Последние фразы Шатров произнес по-английски, чем доставил удовольствие мистеру Картеру. Во всяком случае, тот щедро изобразил его на своем лице.
– Прекрасное произношение! Где и когда вы изучили английский? В Америке?
– Дома, в Донбассе.
– Да?
– Представьте, это так. И знаете, кто меня учил? Дочь гувернантки знаменитого Юза. Лет двадцать тому назад.
– Юза? – удивился Картер. – Это который же Юз?
– Тот самый. Владелец крупнейшего металлургического завода на юге России. Английский инженер. Капиталист. Концессионер. Его именем впоследствии был назван город, где я родился.

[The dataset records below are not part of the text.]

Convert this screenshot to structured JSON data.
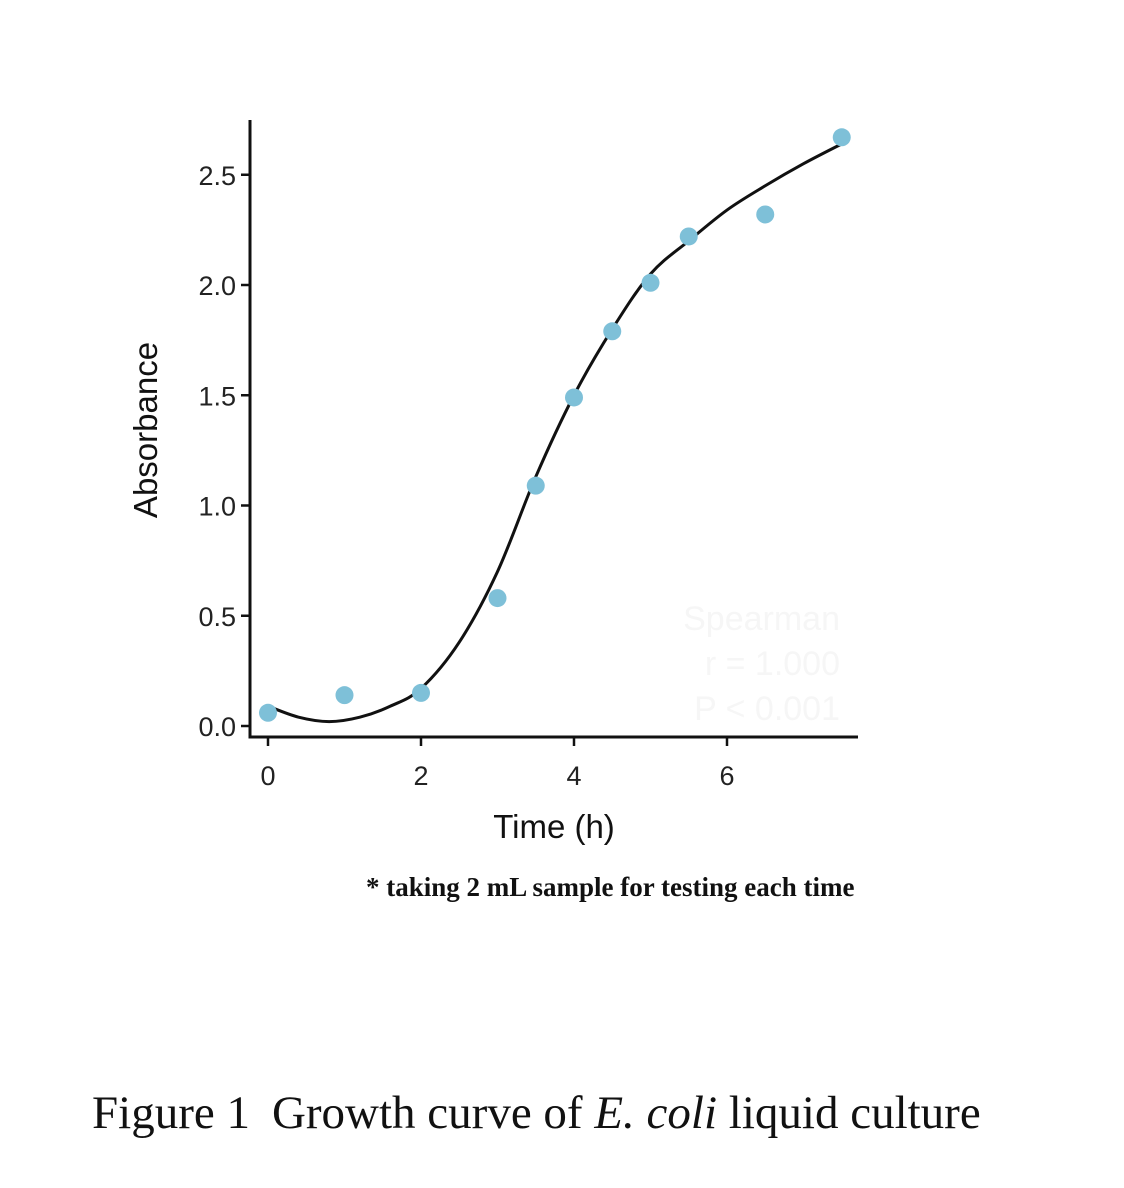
{
  "chart_data": {
    "type": "scatter",
    "xlabel": "Time (h)",
    "ylabel": "Absorbance",
    "xlim": [
      -0.25,
      7.75
    ],
    "ylim": [
      -0.05,
      2.75
    ],
    "xticks": [
      0,
      2,
      4,
      6
    ],
    "yticks": [
      "0.0",
      "0.5",
      "1.0",
      "1.5",
      "2.0",
      "2.5"
    ],
    "grid": false,
    "point_color": "#7ec0d8",
    "line_color": "#111111",
    "points": {
      "x": [
        0,
        1,
        2,
        3,
        3.5,
        4,
        4.5,
        5,
        5.5,
        6.5,
        7.5
      ],
      "y": [
        0.06,
        0.14,
        0.15,
        0.58,
        1.09,
        1.49,
        1.79,
        2.01,
        2.22,
        2.32,
        2.67
      ]
    },
    "fit_curve": {
      "x": [
        0,
        0.4,
        0.8,
        1.2,
        1.6,
        2,
        2.5,
        3,
        3.5,
        4,
        4.5,
        5,
        5.5,
        6,
        6.5,
        7,
        7.5
      ],
      "y": [
        0.09,
        0.04,
        0.02,
        0.04,
        0.09,
        0.17,
        0.38,
        0.7,
        1.13,
        1.5,
        1.8,
        2.05,
        2.2,
        2.34,
        2.45,
        2.55,
        2.64
      ]
    },
    "annotation": [
      "Spearman",
      "r = 1.000",
      "P < 0.001"
    ]
  },
  "note": "* taking 2 mL sample for testing each time",
  "caption": {
    "label": "Figure 1",
    "text_before": "Growth curve of ",
    "italic": "E. coli",
    "text_after": " liquid culture"
  }
}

Юзовка. Слыхали? Разумеется, слыхали. Вероятно, даже имели свою агентуру в Юзовке. Или пытались иметь.
– Мой друг, будьте до конца великодушны.
– Постараюсь. Не кажется ли вам, что вы, отстаивая и расхваливая американский образ жизни, принимаете ложь за истину?
– Нет, не кажется. Всему миру известно, что мы производим стали, чугуна, нефти и угля больше, чем многие страны, вместе взятые. Автомобили ползают по нашей земле, как муравьи. Американскими бетонными дорогами можно было бы опоясать весь земной шар.

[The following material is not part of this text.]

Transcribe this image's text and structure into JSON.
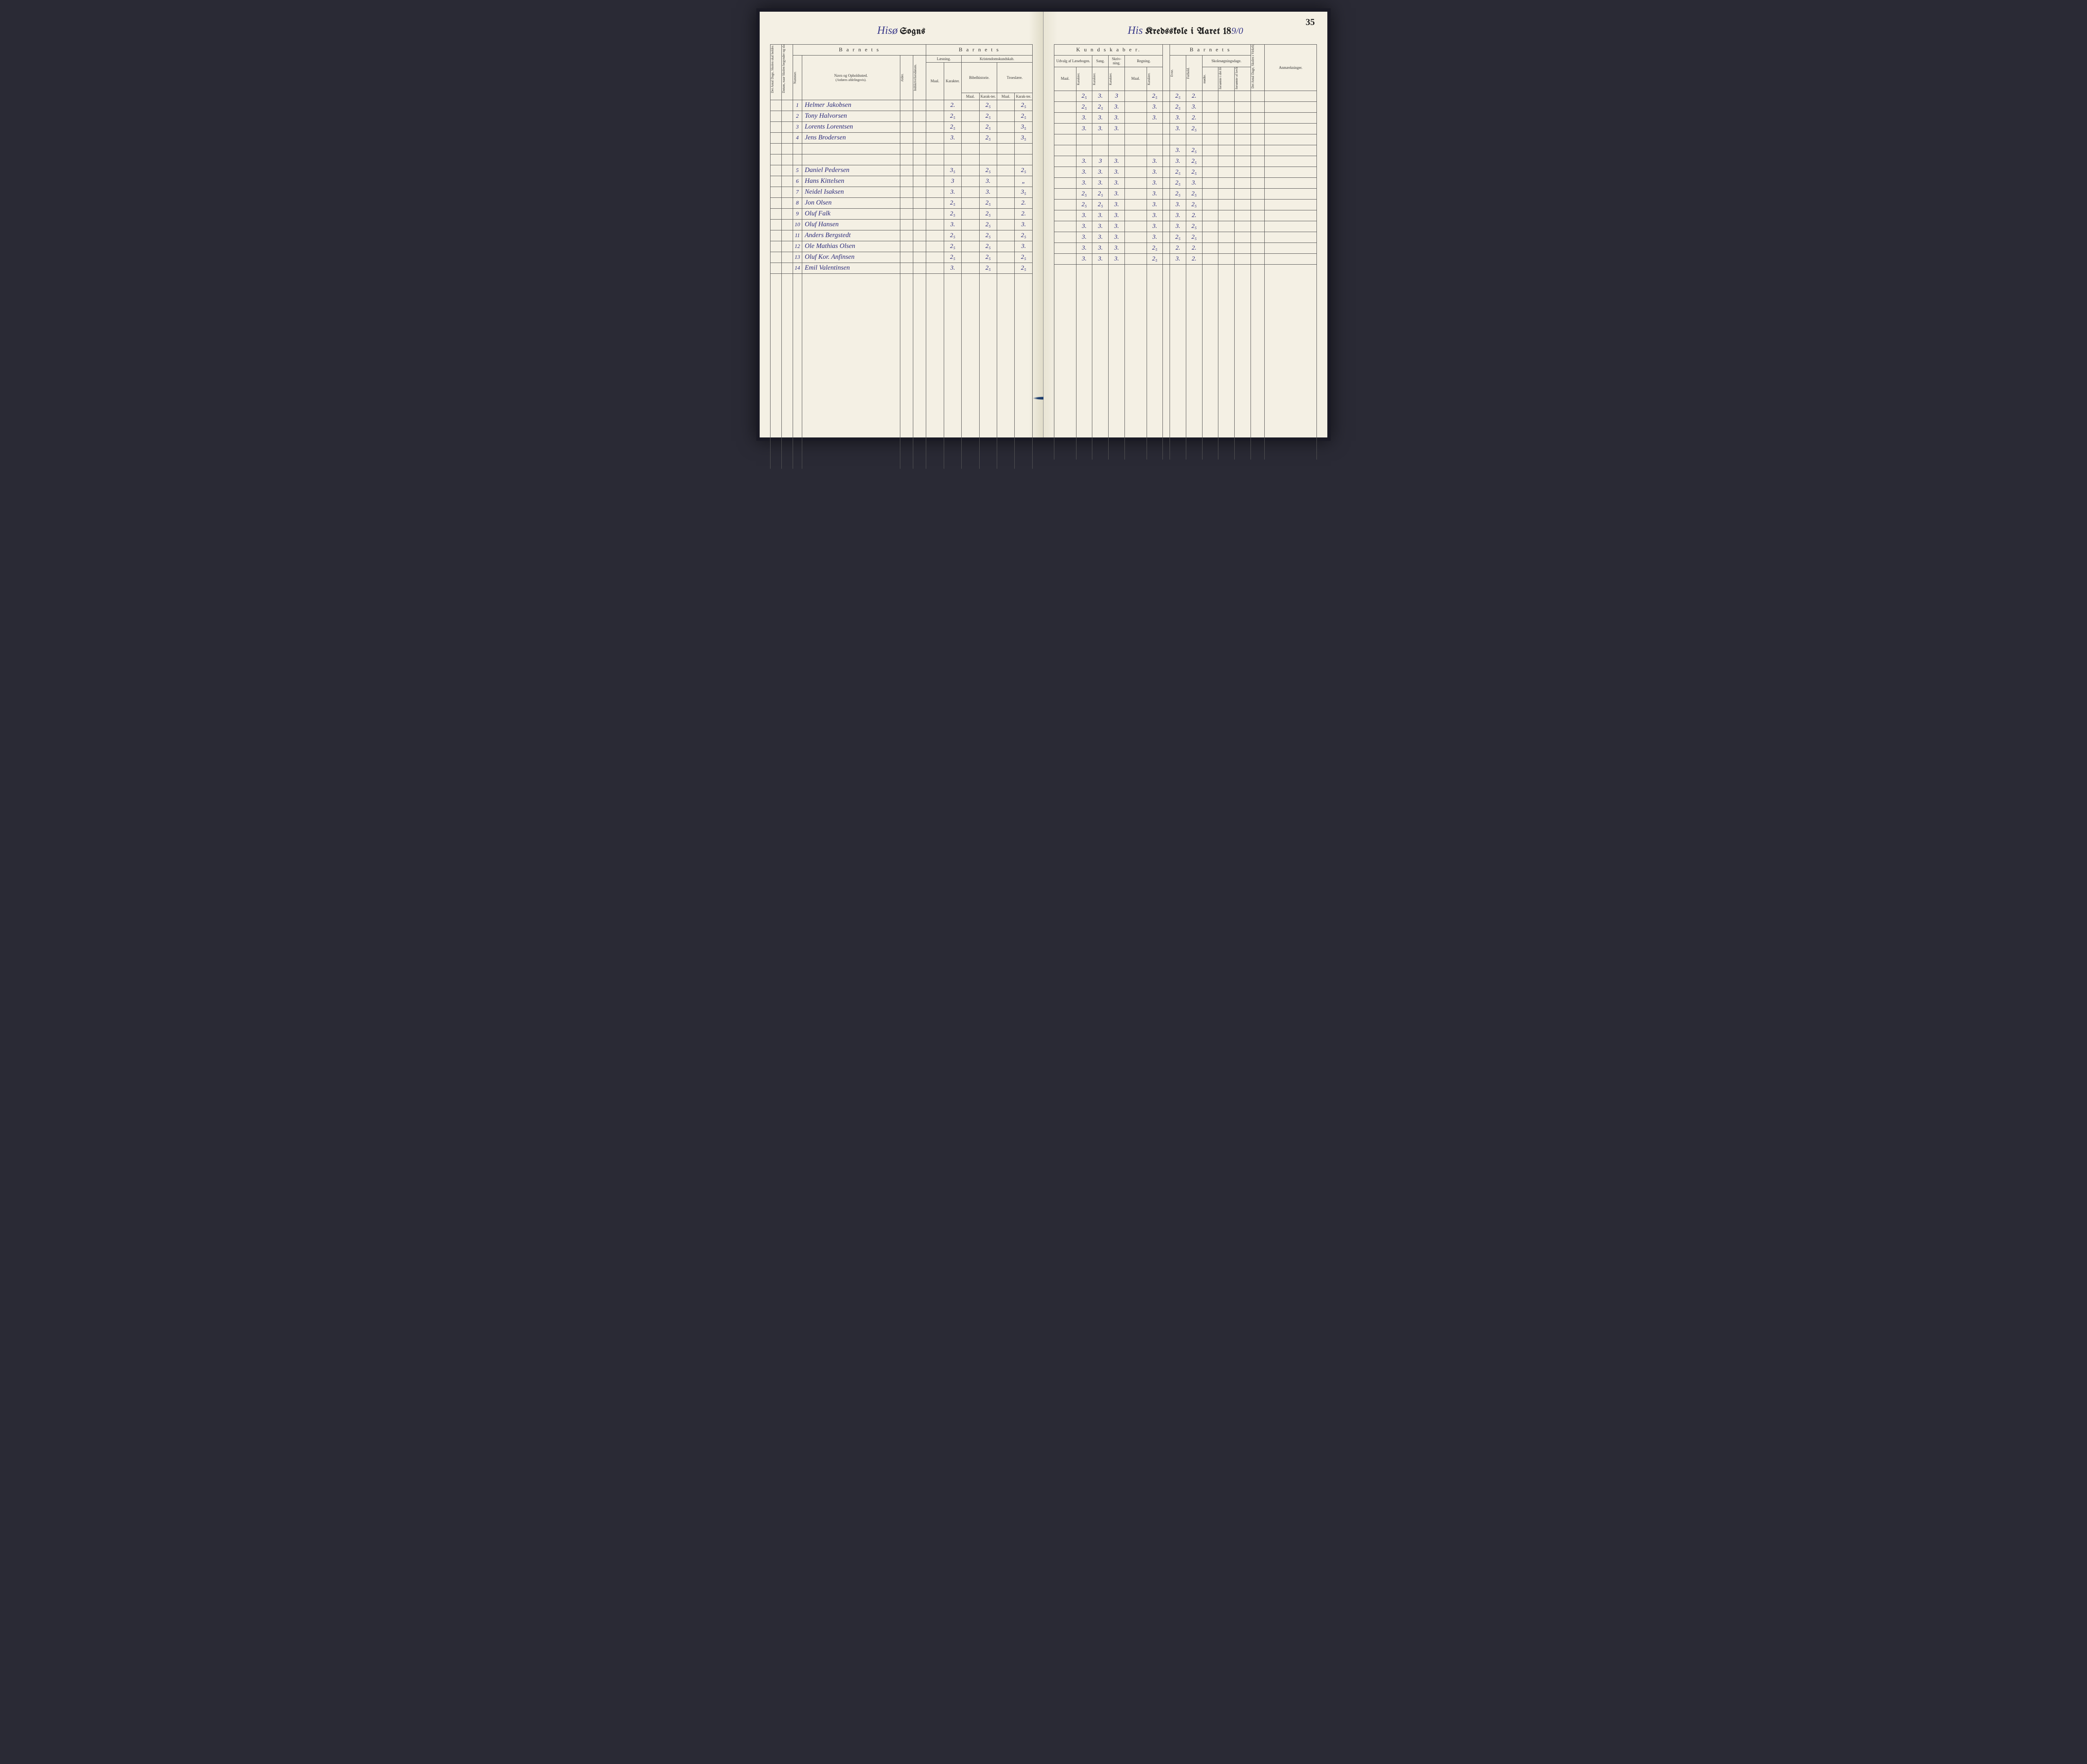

– Верно, много хороших вещей делают талантливые американцы. Но почему, скажите, в вашей стране так оскорблен, унижен тот, кто трудится? Почему труд не доставляет человеку радости и счастья? Ненавидят люди свою работу и все-таки работают? Почему вы прославляете великих бизнесменов и плюете с небоскреба на рядового труженика? Почему США не вырастили своих ученых, способных расщепить атом и создать атомную бомбу? Создавал бомбу настоящий иностранный легион – немцы, датчане, англичане, норвежцы, венгры, итальянцы. Почему Америка не порадовала мир великими композиторами, балеринами, актерами, а вынуждена экспортировать Артура Рубинштейна, Тосканини, Рахманинова, Стоковского, Стравинского и многих, многих других? Почему в стране, производящей более половины промышленной продукции всего мира, имеющей высотные дворцы, сверкающие стеклом, алюминием, нержавеющей сталью, семнадцать миллионов американцев живет в непригодных для жилья домах? Как совместить небоскребы с клоакой Бауэри, Гарлемом? Трущобы Бауэри существуют в Нью-Йорке с незапамятных времен. Но вы не подсчитали, сколько здесь гибнет от холода и голода бездомных людей. Зато вы охотно подсчитываете другое. Из вашей прессы известно, что в Нью-Йорке благоденствует полмиллиона комнатных собак. Их стригут и бреют дорогие собачьи парикмахеры, их кормят в особых собачьих ресторанах. Меховщики подбирают для собачьих шуб шкурки – собольи, песцовые, норковые. В ювелирных магазинах продаются собачьи ошейники с бриллиантами. На заводах и фабриках производятся собачьи витаминные таблетки, консервы, чулки, перчатки, попоны, бубенчики, маникюрные принадлежности и даже розовая ароматная водичка для полоскания и облагораживания поганой собачьей пасти. Американцы так изобретательны, что рядом с человеческим хай сосайети создали и собачье высшее общество. Браво, свободолюбивые американцы!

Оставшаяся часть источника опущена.